Policy Driven Markets
A recent McKinsey Global Institute report reviewed 36 examples of balance sheet recessions since 1900. The standard response in about 50% of cases was a mix of belt-tightening, currency depreciation, modest inflation and export led growth based on that devalued currency. Whilst this option may be open to an individual nation it is not available to the developed world as a whole; not all currencies can devalue simultaneously and who drives the export led growth?
In the remainder of balance sheet recessions the resolution was by either high inflation or default. Defaults tended to occur in countries that borrowed in foreign currencies and high inflation in those countries which had the ability to create their own currency.
“I have absolutely no doubt that when the time comes for us to reduce the size of the balance sheet that we’ll find that a whole lot easier than we did when expanding it.” Mervyn King, Governor of the Bank of England
“One hundred percent.” Ben Bernanke, Chairman of the Federal Reserve in response to a question asking what degree of confidence he had in his ability to control inflation.
Q4 2011 marked a clear shift in policy emphasis towards the high inflation option. As I stated in last month’s factsheet central bankers have chosen their path. The Bank of Japan, the European Central Bank and the SNB are coming under increasing political pressure from beleaguered politicians and embattled electorates to “do something”. If we have another growth scare they could move further towards promoting growth and protecting the banking. Markets have proven to be extremely reactionary and policy driven over the last few years. There doesn’t seem to be any major intervention on the cards for the next 3 months so where do the markets go?

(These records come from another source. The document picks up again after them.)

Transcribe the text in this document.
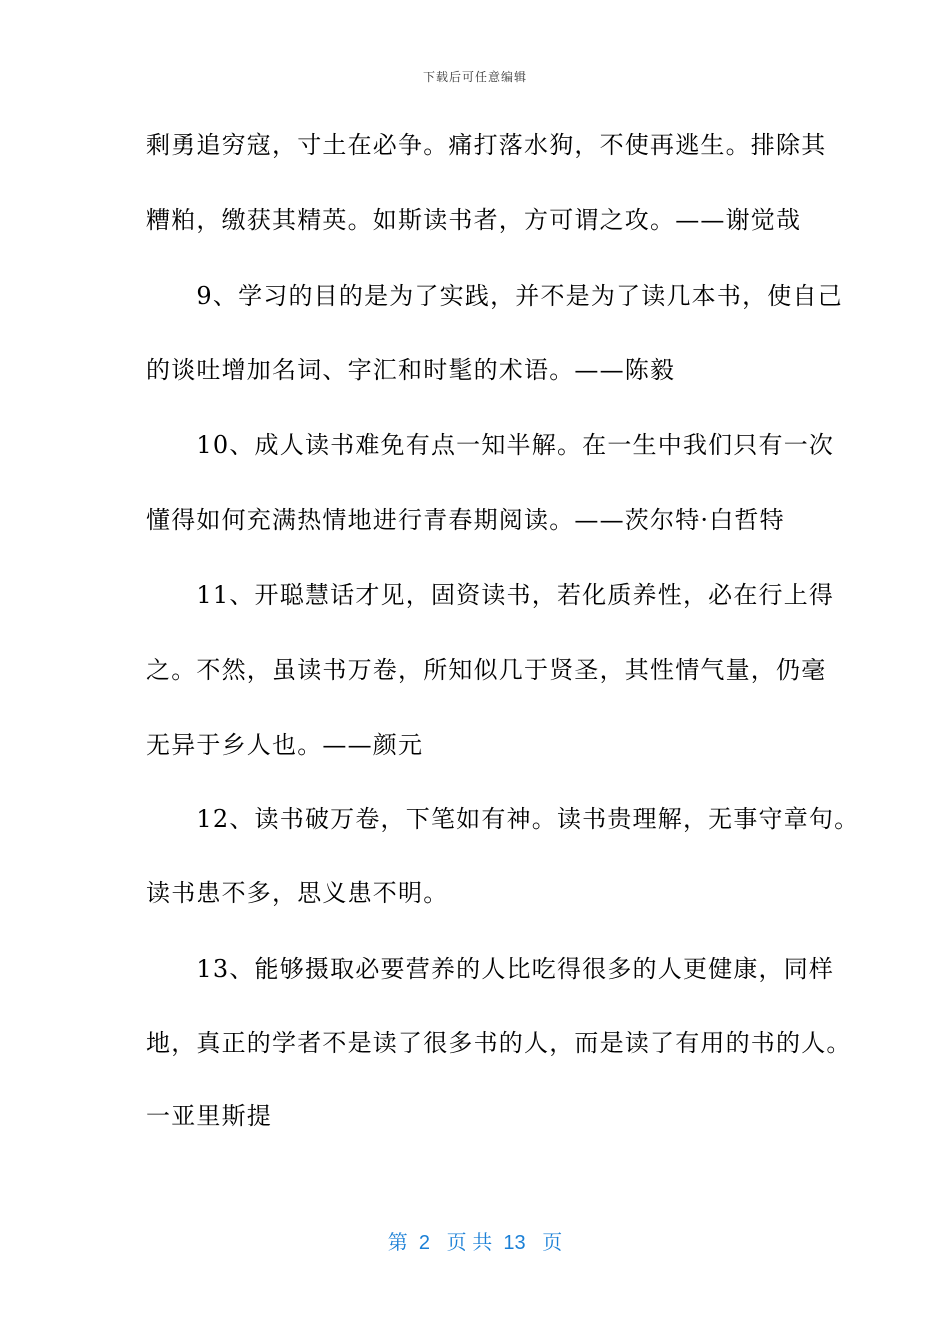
下载后可任意编辑
剩勇追穷寇，寸土在必争。痛打落水狗，不使再逃生。排除其
糟粕，缴获其精英。如斯读书者，方可谓之攻。——谢觉哉
　　9、学习的目的是为了实践，并不是为了读几本书，使自己
的谈吐增加名词、字汇和时髦的术语。——陈毅
　　10、成人读书难免有点一知半解。在一生中我们只有一次
懂得如何充满热情地进行青春期阅读。——茨尔特·白哲特
　　11、开聪慧话才见，固资读书，若化质养性，必在行上得
之。不然，虽读书万卷，所知似几于贤圣，其性情气量，仍毫
无异于乡人也。——颜元
　　12、读书破万卷，下笔如有神。读书贵理解，无事守章句。
读书患不多，思义患不明。
　　13、能够摄取必要营养的人比吃得很多的人更健康，同样
地，真正的学者不是读了很多书的人，而是读了有用的书的人。
一亚里斯提
第  2   页 共  13   页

A short in the Aussie Dollar CurrencyShares Australian Dollar Trust (NYSE:FXA) against the US Dollar represents one of the largest positions in my portfolio at around 18%. The rationale was explained here http://kelpie-capital.com/2012/01/18/whats-going-down-down-under-the-case-for-shorting-australian-dollars/
As demonstrated below there is an obvious relationship between China Power Output and Chinese GDP growth. What is perhaps less obvious but more interesting is the relationship between Chinese power output and AUD/USD. In Jan 2012 Chinese electricity generation was down 7.5% year over year which seems pretty significant to me even allowing for the Chinese New Year.
The Most Incredible Chart of the Last 5 Years
Anyone who knows me has been sent this chart over the last few years and this is the most recent update I could find. What is absolutely amazing is not only how unprecedented the 2007 recession is but also how recessions since 1981 have been getting consecutively worse.
This would possibly vindicate my long held belief that “the jobs aren’t coming back”, the problems are structural not cyclical, the blue collar industries and lower middle class jobs of the US and Europe are gone, outsourced and automated. New industries (Shale Drilling, Healthcare, IT?) will eventually replenish most these jobs but this may take a decade for re-training and re-orientation. In places like the Euro-Zone we just don’t have that much time.